The Joint Apparel Association Forum (JAAF) has highlighted how ongoing instability in the Middle East is triggering widespread disruption in global shipping routes. Carriers are avoiding high-risk zones, introducing emergency surcharges, and reducing service frequency, all of which have driven up both sea and air freight costs to unprecedented levels.

At the same time, Sri Lanka’s apparel export performance is weakening. February 2026 recorded an 11.46% year-on-year decline, with sharp contractions across the EU, US, UK, and other markets. This reflects not only logistics pressures but also a broader slowdown in global demand, further weakening export momentum.

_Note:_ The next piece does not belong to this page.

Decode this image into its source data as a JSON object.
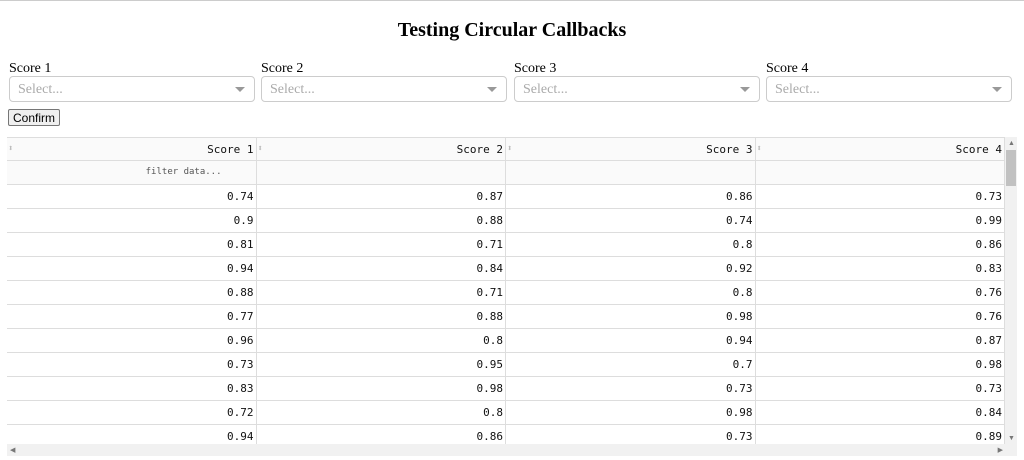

JAAF Secretary General Yohan Lawrence warned that the real burden is increasingly shifting onto exporters despite formal freight agreements. While most shipments operate under FOB or FCA terms, global buyers are pushing suppliers to share rising transport costs. This is squeezing margins at a time when operational costs are already elevated.

Disruptions in shipping operations are also creating logistical uncertainty. Cargo destined for Gulf markets has, in some cases, been offloaded prematurely at alternative ports, forcing exporters to track, recover, and reroute goods at their own expense. Industry sources say these practices are adding hidden costs and unpredictability to supply chains.

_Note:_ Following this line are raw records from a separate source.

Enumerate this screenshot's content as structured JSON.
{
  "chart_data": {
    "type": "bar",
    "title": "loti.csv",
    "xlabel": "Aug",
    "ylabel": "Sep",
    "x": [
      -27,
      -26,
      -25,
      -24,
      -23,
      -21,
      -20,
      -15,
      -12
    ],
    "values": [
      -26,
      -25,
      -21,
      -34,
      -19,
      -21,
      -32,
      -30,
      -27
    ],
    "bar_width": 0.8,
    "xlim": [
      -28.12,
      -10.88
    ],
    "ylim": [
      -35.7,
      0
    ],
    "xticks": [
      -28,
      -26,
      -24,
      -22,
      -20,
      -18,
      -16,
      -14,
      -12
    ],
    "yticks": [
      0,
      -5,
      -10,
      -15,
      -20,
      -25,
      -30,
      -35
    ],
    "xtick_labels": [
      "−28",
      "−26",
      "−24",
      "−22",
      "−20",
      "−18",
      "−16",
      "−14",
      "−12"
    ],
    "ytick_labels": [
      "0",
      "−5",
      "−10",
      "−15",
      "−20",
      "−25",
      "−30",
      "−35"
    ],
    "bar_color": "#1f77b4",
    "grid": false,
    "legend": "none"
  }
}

Beyond logistics, Sri Lanka’s structural energy challenges are emerging as a critical constraint on export competitiveness. Industry leaders argue that high electricity tariffs, dependence on fossil fuels, and delays in renewable energy integration are undermining the country’s ability to compete with regional manufacturing hubs.

Lawrence stressed that countries such as India are already benefiting from cheaper open-access renewable energy systems, while global buyers increasingly prioritise greener supply chains. In contrast, Sri Lanka’s energy pricing structure remains heavily dependent on imported fuel costs, exposing exporters to volatility.

He further noted that regulatory bottlenecks in implementing open-access power and renewable integration are preventing industries from accessing cheaper energy alternatives. Despite directives to improve efficiency, delays in reform are keeping production costs high.

The JAAF has called for urgent acceleration of solar, wind, and battery storage investments, arguing that energy reform is now as critical as trade policy. Without it, Sri Lanka risks losing export orders to countries with more stable and sustainable energy systems.

As freight instability, declining demand, and energy inefficiencies converge, exporters warn that Sri Lanka’s trade model is under unprecedented strain, requiring immediate and coordinated policy intervention.